Please refer to the package insert for complete warnings, contraindications, and drug interaction information.
Conclusion and Next Steps
Decision: Hold
Rationale: The biological hypothesis (antifibrotic + gut microbiome dual mechanism) is scientifically coherent and supported by one small pilot RCT, but with no registered Phase 2/3 trials and only 2 publications directly relevant to SSc, the current evidence base (L4) is insufficient to justify active development investment.
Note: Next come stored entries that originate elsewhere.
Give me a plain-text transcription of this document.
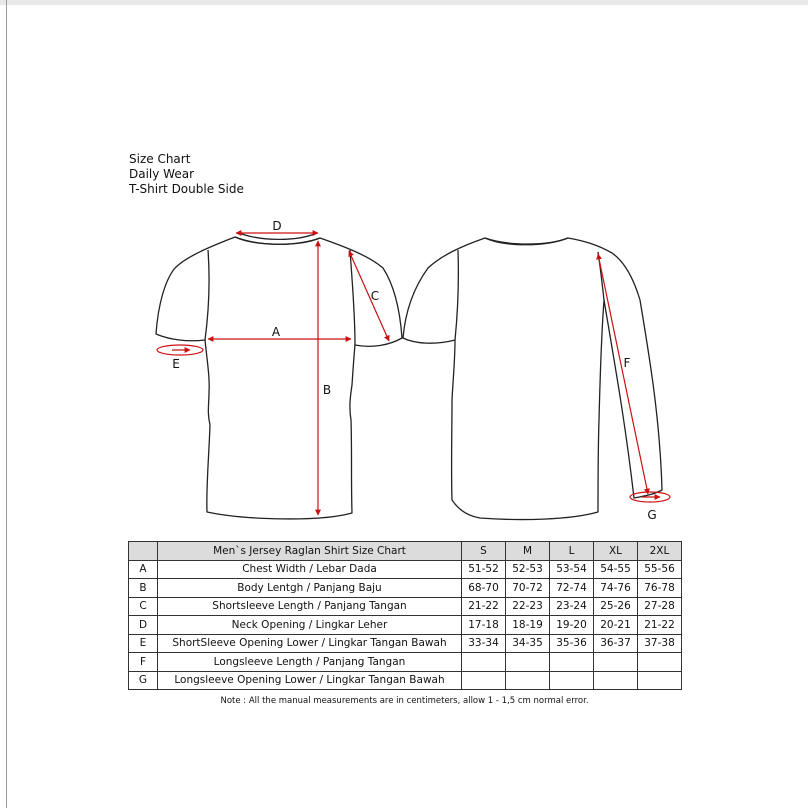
Size Chart
Daily Wear
T-Shirt Double Side
D
A
B
C
E	F
G
	Men`s Jersey Raglan Shirt Size Chart	S	M	L	XL	2XL
A	Chest Width / Lebar Dada	51-52	52-53	53-54	54-55	55-56
B	Body Lentgh / Panjang Baju	68-70	70-72	72-74	74-76	76-78
C	Shortsleeve Length / Panjang Tangan	21-22	22-23	23-24	25-26	27-28
D	Neck Opening / Lingkar Leher	17-18	18-19	19-20	20-21	21-22
E	ShortSleeve Opening Lower / Lingkar Tangan Bawah	33-34	34-35	35-36	36-37	37-38
F	Longsleeve Length / Panjang Tangan					
G	Longsleeve Opening Lower / Lingkar Tangan Bawah					
Note : All the manual measurements are in centimeters, allow 1 - 1,5 cm normal error.
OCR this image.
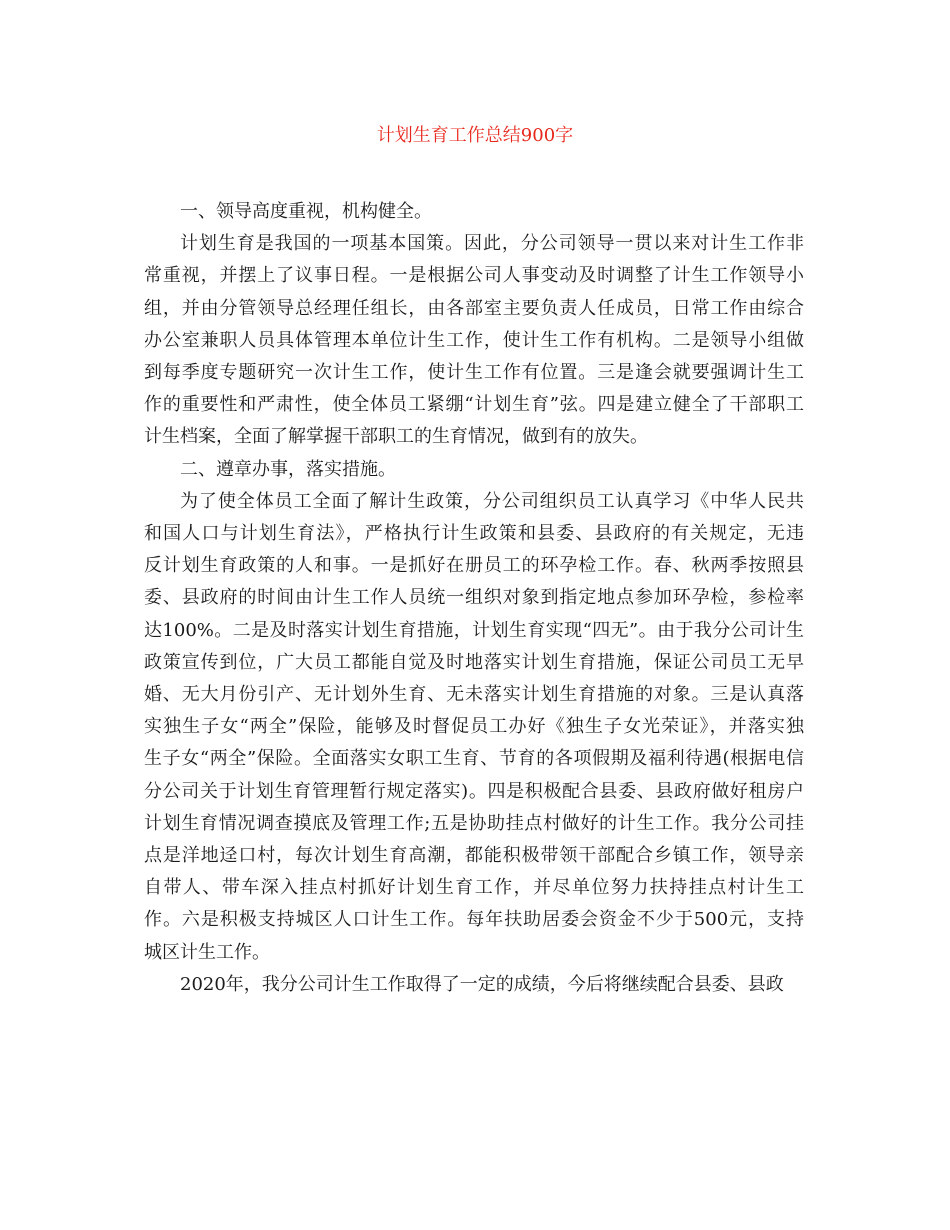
计划生育工作总结900字

一、领导高度重视，机构健全。

计划生育是我国的一项基本国策。因此，分公司领导一贯以来对计生工作非
常重视，并摆上了议事日程。一是根据公司人事变动及时调整了计生工作领导小
组，并由分管领导总经理任组长，由各部室主要负责人任成员，日常工作由综合
办公室兼职人员具体管理本单位计生工作，使计生工作有机构。二是领导小组做
到每季度专题研究一次计生工作，使计生工作有位置。三是逢会就要强调计生工
作的重要性和严肃性，使全体员工紧绷“计划生育”弦。四是建立健全了干部职工
计生档案，全面了解掌握干部职工的生育情况，做到有的放失。

二、遵章办事，落实措施。

为了使全体员工全面了解计生政策，分公司组织员工认真学习《中华人民共
和国人口与计划生育法》，严格执行计生政策和县委、县政府的有关规定，无违
反计划生育政策的人和事。一是抓好在册员工的环孕检工作。春、秋两季按照县
委、县政府的时间由计生工作人员统一组织对象到指定地点参加环孕检，参检率
达100%。二是及时落实计划生育措施，计划生育实现“四无”。由于我分公司计生
政策宣传到位，广大员工都能自觉及时地落实计划生育措施，保证公司员工无早
婚、无大月份引产、无计划外生育、无未落实计划生育措施的对象。三是认真落
实独生子女“两全”保险，能够及时督促员工办好《独生子女光荣证》，并落实独
生子女“两全”保险。全面落实女职工生育、节育的各项假期及福利待遇(根据电信
分公司关于计划生育管理暂行规定落实)。四是积极配合县委、县政府做好租房户
计划生育情况调查摸底及管理工作;五是协助挂点村做好的计生工作。我分公司挂
点是洋地迳口村，每次计划生育高潮，都能积极带领干部配合乡镇工作，领导亲
自带人、带车深入挂点村抓好计划生育工作，并尽单位努力扶持挂点村计生工
作。六是积极支持城区人口计生工作。每年扶助居委会资金不少于500元，支持
城区计生工作。

2020年，我分公司计生工作取得了一定的成绩，今后将继续配合县委、县政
Additional mechanistic and clinical validation must precede any resource commitment.
To proceed, the following is needed:
- Phase 2 proof-of-concept trial: A properly powered RCT evaluating ciprofloxacin’s antifibrotic efficacy in SSc patients, with skin biopsy endpoints (collagen density, fibroblast activity)
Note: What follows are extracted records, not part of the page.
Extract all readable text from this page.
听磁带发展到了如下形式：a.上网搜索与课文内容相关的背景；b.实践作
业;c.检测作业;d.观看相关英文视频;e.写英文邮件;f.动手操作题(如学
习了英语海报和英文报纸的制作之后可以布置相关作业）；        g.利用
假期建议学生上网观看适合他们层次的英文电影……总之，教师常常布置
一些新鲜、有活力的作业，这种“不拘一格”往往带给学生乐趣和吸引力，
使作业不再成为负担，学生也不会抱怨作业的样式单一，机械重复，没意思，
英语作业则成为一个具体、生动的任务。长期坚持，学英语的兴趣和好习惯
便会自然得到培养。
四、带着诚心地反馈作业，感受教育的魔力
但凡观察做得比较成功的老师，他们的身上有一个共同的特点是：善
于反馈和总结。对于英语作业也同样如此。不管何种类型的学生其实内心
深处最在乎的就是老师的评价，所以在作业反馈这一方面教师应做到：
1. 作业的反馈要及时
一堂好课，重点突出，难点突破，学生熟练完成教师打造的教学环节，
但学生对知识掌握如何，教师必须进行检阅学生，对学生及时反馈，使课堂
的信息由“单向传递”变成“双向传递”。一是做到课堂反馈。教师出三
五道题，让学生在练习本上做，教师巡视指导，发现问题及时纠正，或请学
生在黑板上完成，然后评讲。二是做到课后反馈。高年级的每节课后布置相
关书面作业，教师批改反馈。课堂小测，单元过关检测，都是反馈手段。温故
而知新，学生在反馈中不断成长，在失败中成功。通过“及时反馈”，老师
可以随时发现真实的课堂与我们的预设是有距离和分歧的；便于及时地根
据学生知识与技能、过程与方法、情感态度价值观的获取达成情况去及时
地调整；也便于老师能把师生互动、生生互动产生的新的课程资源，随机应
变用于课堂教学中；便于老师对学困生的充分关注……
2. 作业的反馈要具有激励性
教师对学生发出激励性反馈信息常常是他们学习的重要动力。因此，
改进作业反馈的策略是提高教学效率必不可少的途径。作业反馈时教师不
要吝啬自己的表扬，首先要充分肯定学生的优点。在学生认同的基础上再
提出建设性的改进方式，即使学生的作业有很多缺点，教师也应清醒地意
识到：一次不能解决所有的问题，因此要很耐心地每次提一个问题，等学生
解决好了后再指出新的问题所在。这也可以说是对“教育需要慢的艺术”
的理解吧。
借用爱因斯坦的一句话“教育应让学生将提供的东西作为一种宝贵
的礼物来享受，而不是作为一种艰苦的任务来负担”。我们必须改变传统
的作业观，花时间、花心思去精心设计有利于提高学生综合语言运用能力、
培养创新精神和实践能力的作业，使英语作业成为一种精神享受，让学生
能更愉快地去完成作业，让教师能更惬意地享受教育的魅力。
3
- Mechanistic validation: In vitro and in vivo studies confirming TGF-β pathway involvement independent of antibacterial activity
- MOA data completion: Retrieve full DrugBank mechanism data (DrugBank ID: DB00537) to close the current High-severity data gap
- Taiwan regulatory verification: Re-query TFDA database using alternative search terms (brand names, CAS number) — current 0-result return is likely a search artifact
- Safety profiling: Formal assessment of fluoroquinolone-class risks (tendinopathy, QT prolongation, peripheral neuropathy, phototoxicity) in the context of SSc patient population
- SIBO sub-study: Enrich trial population for SSc patients with confirmed SIBO to test the gut microbiome mechanism arm separately
📌 Cross-Indication Note: Among the 10 predicted indications evaluated in this pack, two findings stand out:
- Septicemic Plague (rank #10, 99.64%): Already FDA-approved with L1 evidence (1 completed Phase 2 RCT + multiple non-inferiority RCTs including NEJM 2025). This validates TxGNN’s ability to correctly identify known high-confidence associations.
- Monoclonal Gammopathy (rank #8, 99.71%): L3 evidence for ciprofloxacin as infection prophylaxis in multiple myeloma/lymphoma patients undergoing autologous stem cell transplantation. The scoring panel rates this as “Proceed with Guardrails” — note that this is an infection prevention application, not a disease-modifying therapy for the gammopathy itself.
Disclaimer
This content is for research purposes only and does not constitute medical advice. Clinical validation is required before any clinical application.